まあ、安倍総裁の一言では、決まるわけではありませんが、実際に、安倍発言は市場に影響を与えました。
日経H24.11.10『安倍円安 市場先取り』
衆院選が事実上始まった。市場関係者は日銀に強く金融緩和を求める安倍晋三総裁率いる自民党が優勢と予想。

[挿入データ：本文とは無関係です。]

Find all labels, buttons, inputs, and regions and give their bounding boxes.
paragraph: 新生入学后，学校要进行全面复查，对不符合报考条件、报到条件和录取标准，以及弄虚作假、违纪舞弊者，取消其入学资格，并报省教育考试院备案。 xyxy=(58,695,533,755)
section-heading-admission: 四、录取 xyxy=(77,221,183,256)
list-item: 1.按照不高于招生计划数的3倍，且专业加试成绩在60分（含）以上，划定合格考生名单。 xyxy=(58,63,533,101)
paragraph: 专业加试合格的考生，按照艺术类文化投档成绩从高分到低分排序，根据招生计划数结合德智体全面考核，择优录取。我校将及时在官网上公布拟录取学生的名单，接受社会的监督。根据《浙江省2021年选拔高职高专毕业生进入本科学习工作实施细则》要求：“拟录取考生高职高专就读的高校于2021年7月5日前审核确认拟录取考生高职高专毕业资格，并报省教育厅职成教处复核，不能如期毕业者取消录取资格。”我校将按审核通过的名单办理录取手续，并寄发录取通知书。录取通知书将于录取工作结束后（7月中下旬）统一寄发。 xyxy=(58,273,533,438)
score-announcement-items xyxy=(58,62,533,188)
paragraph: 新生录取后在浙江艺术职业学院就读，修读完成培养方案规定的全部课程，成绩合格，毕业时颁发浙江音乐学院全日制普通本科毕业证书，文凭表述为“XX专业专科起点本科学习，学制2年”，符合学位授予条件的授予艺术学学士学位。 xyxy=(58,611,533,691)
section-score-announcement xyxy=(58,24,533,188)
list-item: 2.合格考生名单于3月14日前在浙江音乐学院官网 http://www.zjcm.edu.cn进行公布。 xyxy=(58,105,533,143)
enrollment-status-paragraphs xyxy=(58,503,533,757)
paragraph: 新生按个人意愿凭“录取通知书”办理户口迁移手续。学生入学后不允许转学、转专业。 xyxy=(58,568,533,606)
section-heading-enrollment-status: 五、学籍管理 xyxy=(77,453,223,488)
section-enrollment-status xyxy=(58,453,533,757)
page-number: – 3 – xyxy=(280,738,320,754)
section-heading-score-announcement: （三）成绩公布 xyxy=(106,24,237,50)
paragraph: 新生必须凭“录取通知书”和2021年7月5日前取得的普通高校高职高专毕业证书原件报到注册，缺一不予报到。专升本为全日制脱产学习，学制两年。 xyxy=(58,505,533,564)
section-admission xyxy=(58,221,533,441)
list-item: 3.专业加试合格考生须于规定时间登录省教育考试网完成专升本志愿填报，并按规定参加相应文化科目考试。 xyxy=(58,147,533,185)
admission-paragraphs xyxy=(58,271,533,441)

外国為替市場では政権交代後の追加緩和を先取りする形で、円安が進む。
・・・外国為替市場では・・・1ドル=79円代前半から、81円台前半まで2円近く円安・ドル高が進んだ。
・・・自民党の安倍総裁が掲げる金融緩和策を織り込む「安倍トレード」で、円安が進み、市場は自民党が優勢と見る。

「①自民党政権になるだろう→②安倍総裁は金融緩和に踏み込む→③市場の円の量が増える→④円安になる→⑤先に円を売っておこう(損をしないように)→⑥(将来)ドル高になるのであれば、円を買い戻そう」と動いたのです。
為替は、株式市場にも左右されます。今、日本の株の売買高の7割は、外国人投資家によるものだからです。2000年代前半の4割から急激に増えています。日本の株の価格を決めているのも、彼らだと言って過言ではありません。
投機も盛んに行われています。
日経H24.11.28
・・・ヘッジ・ファンドなど投機筋の「円売り」が膨らんでいる。米シカゴマーカンタイル取引所の通貨先物取引で、20日時点の円の売り越し額は、13日比で7割も増え、7か月ぶり高水準となった。・・・自民党の安倍晋三総裁の発言を手掛かりに海外投機筋が円売りを仕掛けた。「安倍トレード」を裏付けた。・・・20日時点の円の対ドル売り越し額は6424億円と、4月下旬以来の水準に膨らんだ。
追記
日経H24.12.21

「貿易黒字だと円高になる・・・」こんな牧歌的な為替相場だと、リーマン・ショックなんて、起きなかったのです。